SURABAYAONLINE.CO – Dinas Pangan dan Pertanian Kabupaten Sidoarjo menggelar “Sosialisasi Dampak Konsumsi Daging Gelonggongan”.di fave hotel selasa (3/12).
Ratusan undangan hadir dalam kegiatan. Hal ini karena daging gelonggongan haram dikonsumsi berdasar fatwa MUI.
Kepala Dinas Pangan dan Pertanian, Dr. Eni Rustianingsih, ST., MT., mengatakan, menurut data dari BPS (2021), Jawa Timur menjadi provinsi yang penduduknya paling banyak mengonsumsi daging sapi, yaitu sebesar 153.690 ton. kemudian, diikuti Jawa Barat dengan konsumsi daging sapi sebesar 153.200 ton, dan DKI Jakarta dengan 76.880 ton.

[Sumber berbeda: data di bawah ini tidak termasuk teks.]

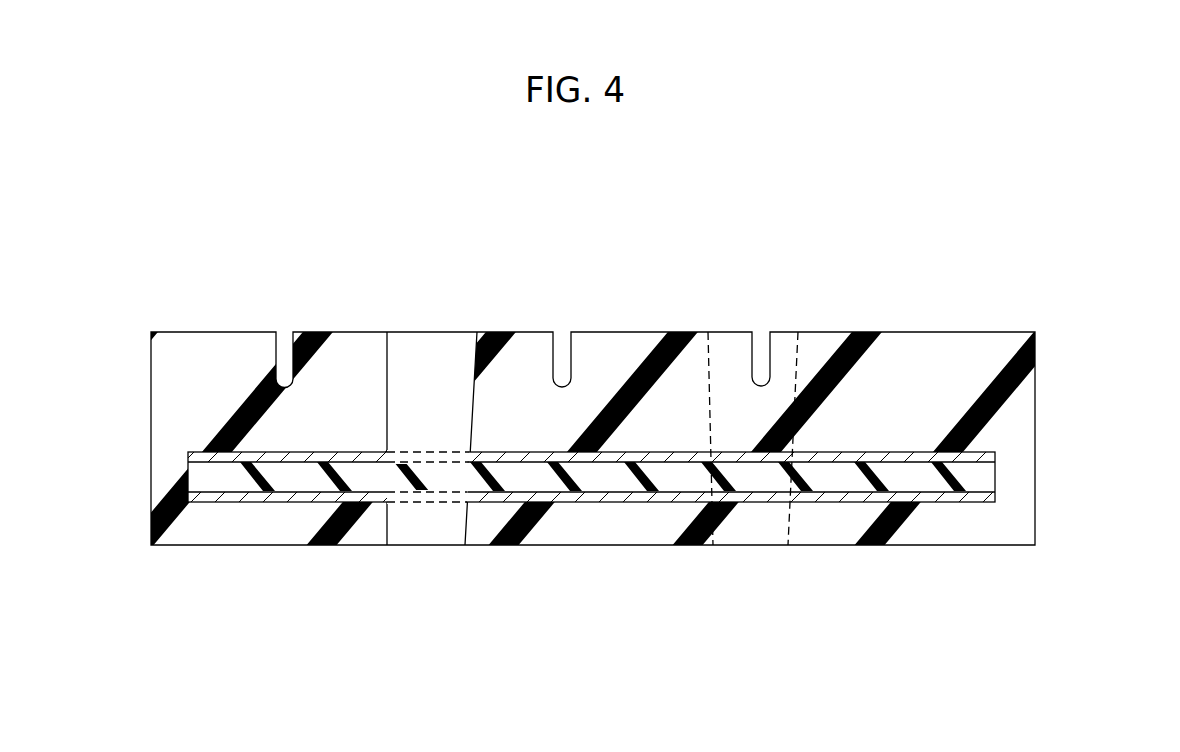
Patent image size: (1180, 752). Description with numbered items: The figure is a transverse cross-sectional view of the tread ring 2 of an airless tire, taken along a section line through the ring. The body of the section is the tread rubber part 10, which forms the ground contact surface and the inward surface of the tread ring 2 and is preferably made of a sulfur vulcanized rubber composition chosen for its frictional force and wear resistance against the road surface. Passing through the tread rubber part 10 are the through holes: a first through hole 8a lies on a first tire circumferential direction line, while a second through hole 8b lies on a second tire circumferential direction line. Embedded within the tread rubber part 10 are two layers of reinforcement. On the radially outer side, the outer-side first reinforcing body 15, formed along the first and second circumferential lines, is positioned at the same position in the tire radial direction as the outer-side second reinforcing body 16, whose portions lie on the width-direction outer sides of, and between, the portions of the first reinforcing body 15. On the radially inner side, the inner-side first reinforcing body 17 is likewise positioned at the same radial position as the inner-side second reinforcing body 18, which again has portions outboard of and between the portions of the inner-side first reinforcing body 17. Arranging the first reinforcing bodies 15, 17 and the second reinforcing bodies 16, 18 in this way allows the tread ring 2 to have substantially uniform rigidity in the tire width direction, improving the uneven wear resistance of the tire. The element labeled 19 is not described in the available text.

The tread ring 2 is at (563, 399).
The tread rubber part 10 is at (200, 390).
The first through hole 8a is at (430, 377).
The second through hole 8b is at (730, 367).
The outer-side first reinforcing body 15 is at (452, 453).
The outer-side second reinforcing body 16 is at (347, 452).
The inner-side first reinforcing body 17 is at (430, 497).
The inner-side second reinforcing body 18 is at (278, 497).
The flat cable 19 is at (975, 474).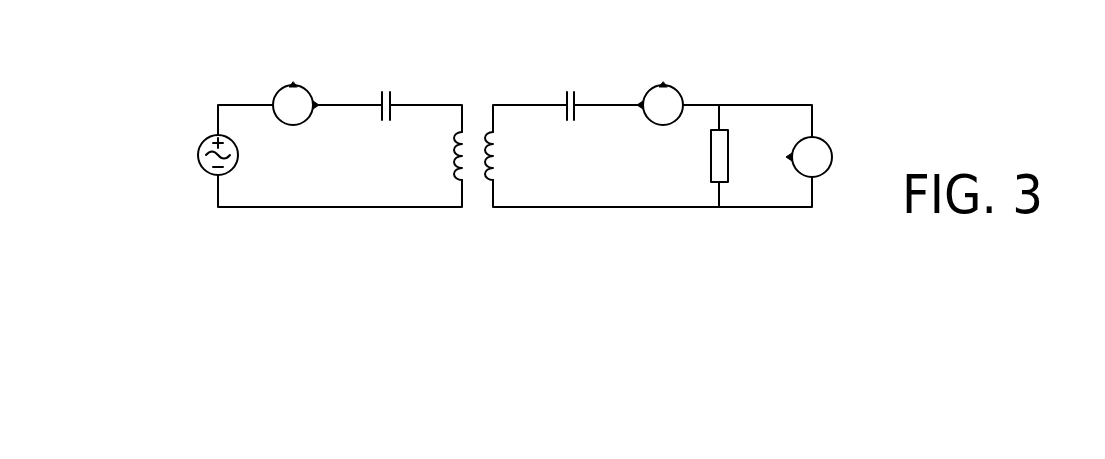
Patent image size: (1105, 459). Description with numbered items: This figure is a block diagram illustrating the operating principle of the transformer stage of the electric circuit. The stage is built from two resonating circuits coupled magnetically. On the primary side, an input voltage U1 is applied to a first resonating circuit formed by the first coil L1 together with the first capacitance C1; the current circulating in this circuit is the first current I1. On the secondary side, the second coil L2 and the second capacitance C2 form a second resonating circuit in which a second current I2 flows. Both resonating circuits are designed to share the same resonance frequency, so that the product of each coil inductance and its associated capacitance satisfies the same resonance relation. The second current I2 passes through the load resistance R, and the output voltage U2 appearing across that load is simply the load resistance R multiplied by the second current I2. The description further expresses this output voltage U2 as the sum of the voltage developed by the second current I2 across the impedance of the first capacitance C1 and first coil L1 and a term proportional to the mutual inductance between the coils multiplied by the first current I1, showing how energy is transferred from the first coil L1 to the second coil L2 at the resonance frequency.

Konsumsi daging kerap dikaitkan dengan standar hidup. Kabupaten Sidoarjo adalah pilot project untuk industri halal nasional. Hal ini berarti segala sesuatu yang digunakan sebagai bakunya harus halal. Daging yang halal adalah daging yang dipotong di rumah potong hewan yang sudah bersertifikasi halal, seperti yang tertuang dalam fatwa Majelis Ulama Indonesia nomor 12 tahun 2009 tentang standar sertifikasi penyembelihan halal.
“Kondisi hewan harus memenuhi standar kesehatan hewan yang ditetapkan oleh lembaga yang memiliki kewenangan. Melakukan penggelonggongan hewan, hukumnya haram.
berbicara tentang daging yang halal, tidak bisa menutup mata bahwa masih banyak tempat pemotongan hewan liar yang jelas tidak bersertifikat halal. “Karena mereka melakukan pemotongan hewan yang ditengarai dilakukan proses penggelonggongan pada ternak sebelum disembelih,” imbuh Eni
Dampak daging gelonggongan diantaranya, peningkatan pertumbuhan mikroba menjadi empat kali lipat dari daging normal disebabkan oleh meningkatnya kandungan air yang dimiliki oleh daging.
“Hal ini akan berakibat pada banyak berkumpulnya hasil metabolisme mikroba yang bersifat racun pada manusia sehingga akan sangat berbahaya karena akan menimbulkan keracunan. Daging glonggongan cepat busuk,” terangnya.
Daging gelonggongan ini marak beredar di pasar tradisional di Kabupaten Sidoarjo salah satunya karena kita lebih suka membeli daging yang murah tanpa memperhatikan kualitas dari daging itu sendiri, padahal daging sapi normal (tidak gelonggongan) itu memiliki nilai jual seharusnya diatas Rp110.000/kg.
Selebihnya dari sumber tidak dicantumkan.